“[W]ith the rise of capitalism and the accompanying ideology of free-market-free-trade economics, ‘freedom’ has become such a dominant concept in how we think about society and economy. Any idea that has the words ‘free’ or ‘freedom’ in it is considered good – free trade, free market, freedom of speech, free press, freedom fighters and so on. Anything that may be against these things, in turn, is considered primitive, repressive and backward-looking.
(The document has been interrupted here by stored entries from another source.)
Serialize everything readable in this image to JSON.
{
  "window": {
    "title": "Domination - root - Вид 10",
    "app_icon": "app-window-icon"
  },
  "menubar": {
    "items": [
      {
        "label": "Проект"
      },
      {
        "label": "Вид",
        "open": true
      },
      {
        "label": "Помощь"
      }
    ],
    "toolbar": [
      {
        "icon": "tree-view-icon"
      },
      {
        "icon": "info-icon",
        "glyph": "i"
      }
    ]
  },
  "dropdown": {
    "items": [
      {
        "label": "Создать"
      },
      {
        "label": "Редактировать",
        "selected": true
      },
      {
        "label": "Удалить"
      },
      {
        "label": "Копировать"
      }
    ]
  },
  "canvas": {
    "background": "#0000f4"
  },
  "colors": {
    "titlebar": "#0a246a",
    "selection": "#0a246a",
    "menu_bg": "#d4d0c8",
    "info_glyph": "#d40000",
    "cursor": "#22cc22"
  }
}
However, there are many different notions of freedom, and they cannot all be treated as being unequivocally good for everyone. In the case of ‘free’ in free trade, it only means freedom for those who are conducting trade across national borders not to be subject to regulations (eg., import bans) or taxes (eg., tariffs) by national governments. No more, no less. Hence the perverse situation like the first age of free trade (in the nineteenth and the early twentieth centuries), when ‘free’ trade was almost exclusively conducted by ‘unfree’ nations that had been deprived of the right to determine their own future through colonialism and unequal treaties. Even in a situation in which there is formal equality among nations, as in the current (second) age of free trade, free trade still does not mean that everyone benefits equally, as the rules of international trade are set and administered by stronger countries in their own favour.
Only when we understand the power imbalances that define international trade and do not get dazzled by the presence of the word ‘free’, can we understand why there are so many disputes and conflicts between nations about something that is supposed to be so unequivocally good for everyone as free trade.”
Ha-Joon Chang (2022), Edible Economics: A Hungry Economist Explains the World, UK: Allen Lane, p.75.